Secretary Shinseki needs our help on this one. The Legion is now conducting a series of VA Regional Office visits in a program we call ROAR – Regional Office Action Review. Like the “System Worth Saving” program, Legion experts and local veterans meet with VA Regional Office administrators and employees to see what they are doing to reduce the backlog, how they are staffed, and how new technology is being used to improve the process.

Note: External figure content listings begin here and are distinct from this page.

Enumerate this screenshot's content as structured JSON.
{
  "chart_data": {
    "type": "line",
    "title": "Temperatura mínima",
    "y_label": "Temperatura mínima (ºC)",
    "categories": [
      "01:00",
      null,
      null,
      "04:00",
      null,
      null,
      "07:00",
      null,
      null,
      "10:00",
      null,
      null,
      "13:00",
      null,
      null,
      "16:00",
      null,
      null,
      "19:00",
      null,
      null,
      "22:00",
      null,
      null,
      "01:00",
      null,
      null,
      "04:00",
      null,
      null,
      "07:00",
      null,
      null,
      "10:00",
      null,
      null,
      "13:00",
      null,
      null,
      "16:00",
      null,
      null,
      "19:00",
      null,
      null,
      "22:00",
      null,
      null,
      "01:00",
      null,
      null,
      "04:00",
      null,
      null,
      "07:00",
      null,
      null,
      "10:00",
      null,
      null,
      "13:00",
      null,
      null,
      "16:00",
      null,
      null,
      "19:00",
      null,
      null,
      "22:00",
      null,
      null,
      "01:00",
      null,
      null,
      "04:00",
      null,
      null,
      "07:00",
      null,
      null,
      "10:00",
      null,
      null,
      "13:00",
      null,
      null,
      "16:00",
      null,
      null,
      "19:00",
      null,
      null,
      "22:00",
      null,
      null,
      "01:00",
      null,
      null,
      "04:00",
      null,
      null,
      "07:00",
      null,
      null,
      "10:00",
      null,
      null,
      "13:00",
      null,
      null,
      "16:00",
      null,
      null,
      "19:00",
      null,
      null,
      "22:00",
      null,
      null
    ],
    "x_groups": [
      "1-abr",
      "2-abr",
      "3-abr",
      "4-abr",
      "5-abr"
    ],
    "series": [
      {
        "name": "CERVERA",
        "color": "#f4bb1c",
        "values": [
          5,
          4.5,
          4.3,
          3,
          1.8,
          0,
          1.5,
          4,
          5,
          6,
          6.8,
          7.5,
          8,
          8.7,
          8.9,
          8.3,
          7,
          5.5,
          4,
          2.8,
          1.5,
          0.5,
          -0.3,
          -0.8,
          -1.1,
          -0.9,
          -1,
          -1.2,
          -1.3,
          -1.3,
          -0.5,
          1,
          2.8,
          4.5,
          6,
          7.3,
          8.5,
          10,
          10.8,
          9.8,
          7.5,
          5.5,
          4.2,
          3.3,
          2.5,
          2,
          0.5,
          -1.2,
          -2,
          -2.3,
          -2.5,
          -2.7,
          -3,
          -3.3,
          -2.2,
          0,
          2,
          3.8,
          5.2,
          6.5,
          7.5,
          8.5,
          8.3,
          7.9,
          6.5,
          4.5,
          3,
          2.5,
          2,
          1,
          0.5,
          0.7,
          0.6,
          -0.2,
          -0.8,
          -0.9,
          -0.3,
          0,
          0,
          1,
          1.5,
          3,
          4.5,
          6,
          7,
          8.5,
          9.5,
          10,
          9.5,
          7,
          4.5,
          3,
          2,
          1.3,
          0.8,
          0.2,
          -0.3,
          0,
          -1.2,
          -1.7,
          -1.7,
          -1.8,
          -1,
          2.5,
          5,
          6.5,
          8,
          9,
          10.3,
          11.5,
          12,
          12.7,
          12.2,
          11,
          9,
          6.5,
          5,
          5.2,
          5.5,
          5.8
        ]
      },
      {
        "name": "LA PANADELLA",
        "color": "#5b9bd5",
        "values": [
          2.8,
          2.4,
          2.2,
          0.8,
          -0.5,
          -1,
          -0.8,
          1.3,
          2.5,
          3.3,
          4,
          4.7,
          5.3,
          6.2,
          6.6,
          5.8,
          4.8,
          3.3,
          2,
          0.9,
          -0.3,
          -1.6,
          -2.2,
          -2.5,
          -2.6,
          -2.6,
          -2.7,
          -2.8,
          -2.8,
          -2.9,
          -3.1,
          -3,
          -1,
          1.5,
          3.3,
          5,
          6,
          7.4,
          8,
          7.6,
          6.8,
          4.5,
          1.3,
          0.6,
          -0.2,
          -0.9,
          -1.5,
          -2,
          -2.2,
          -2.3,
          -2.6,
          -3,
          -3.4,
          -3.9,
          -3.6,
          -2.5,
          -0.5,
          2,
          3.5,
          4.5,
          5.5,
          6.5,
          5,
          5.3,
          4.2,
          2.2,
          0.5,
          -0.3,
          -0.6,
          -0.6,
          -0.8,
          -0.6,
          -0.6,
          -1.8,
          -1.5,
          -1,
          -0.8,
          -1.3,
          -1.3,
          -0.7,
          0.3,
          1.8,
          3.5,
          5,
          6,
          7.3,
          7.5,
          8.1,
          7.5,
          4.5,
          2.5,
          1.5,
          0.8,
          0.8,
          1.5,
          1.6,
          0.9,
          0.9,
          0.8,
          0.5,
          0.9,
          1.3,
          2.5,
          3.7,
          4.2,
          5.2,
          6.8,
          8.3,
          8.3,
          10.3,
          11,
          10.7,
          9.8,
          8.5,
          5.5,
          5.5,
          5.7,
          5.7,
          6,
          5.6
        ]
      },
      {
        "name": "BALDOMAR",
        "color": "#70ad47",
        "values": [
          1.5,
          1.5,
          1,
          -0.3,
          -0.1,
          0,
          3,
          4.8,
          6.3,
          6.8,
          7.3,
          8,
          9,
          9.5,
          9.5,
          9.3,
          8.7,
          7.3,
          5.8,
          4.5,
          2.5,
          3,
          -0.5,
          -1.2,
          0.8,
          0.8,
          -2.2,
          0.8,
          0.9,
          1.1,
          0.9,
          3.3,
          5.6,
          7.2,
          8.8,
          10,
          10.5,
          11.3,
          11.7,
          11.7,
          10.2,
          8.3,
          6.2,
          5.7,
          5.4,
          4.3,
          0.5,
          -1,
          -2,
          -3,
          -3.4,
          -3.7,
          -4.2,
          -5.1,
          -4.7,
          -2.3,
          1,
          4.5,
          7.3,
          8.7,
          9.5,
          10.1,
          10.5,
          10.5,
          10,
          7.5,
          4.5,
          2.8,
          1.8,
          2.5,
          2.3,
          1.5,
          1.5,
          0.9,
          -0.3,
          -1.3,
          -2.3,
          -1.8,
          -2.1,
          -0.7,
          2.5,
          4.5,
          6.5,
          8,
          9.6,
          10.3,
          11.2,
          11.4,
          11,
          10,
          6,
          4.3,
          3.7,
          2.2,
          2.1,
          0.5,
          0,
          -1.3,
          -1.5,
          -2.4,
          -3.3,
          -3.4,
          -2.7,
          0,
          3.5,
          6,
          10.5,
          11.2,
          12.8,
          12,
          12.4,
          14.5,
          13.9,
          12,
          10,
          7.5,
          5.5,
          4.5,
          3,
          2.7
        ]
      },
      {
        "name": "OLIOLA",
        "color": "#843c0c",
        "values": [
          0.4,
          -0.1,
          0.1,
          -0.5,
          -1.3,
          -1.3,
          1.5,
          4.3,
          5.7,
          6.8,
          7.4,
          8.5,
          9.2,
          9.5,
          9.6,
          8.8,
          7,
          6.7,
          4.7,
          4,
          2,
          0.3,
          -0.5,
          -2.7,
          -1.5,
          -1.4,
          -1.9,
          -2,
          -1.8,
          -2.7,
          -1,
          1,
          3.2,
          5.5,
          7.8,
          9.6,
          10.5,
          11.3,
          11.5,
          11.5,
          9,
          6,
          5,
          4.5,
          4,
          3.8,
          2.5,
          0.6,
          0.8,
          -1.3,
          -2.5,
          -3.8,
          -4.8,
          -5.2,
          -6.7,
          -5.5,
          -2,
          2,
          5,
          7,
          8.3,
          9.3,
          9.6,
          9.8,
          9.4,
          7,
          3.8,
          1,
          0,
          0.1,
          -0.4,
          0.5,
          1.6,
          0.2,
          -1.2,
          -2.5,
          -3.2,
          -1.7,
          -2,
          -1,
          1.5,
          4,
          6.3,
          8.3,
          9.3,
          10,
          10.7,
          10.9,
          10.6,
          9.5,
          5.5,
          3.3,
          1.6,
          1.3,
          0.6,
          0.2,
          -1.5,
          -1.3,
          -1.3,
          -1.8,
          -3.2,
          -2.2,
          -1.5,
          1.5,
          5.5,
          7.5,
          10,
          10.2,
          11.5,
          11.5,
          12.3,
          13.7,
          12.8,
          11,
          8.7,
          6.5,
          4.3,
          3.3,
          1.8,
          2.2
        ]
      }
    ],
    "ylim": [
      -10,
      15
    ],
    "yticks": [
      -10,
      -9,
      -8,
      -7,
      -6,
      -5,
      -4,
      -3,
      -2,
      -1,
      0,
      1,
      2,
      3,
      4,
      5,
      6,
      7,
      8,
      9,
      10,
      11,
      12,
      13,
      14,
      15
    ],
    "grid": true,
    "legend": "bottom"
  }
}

Of course, we also need to get the stakeholder side of this story. That is why I strongly urge you to go to The American Legion website and fill out a ROAR survey (www.legion.org/roar) to share your thoughts about your regional office. You will be asked a few simple questions about the time it has taken for your VA claim to be resolved, if the appeal process works, if you are satisfied and how you were treated. The confidential survey also provides an area to write freely about your VA experience. We are always on the lookout for problems, but also want to learn about success stories that can be shared with others across the country. No one has a greater stake in this than we do. Let’s get online, fill out a survey, and help the secretary fulfill his challenge to finally break the backlog.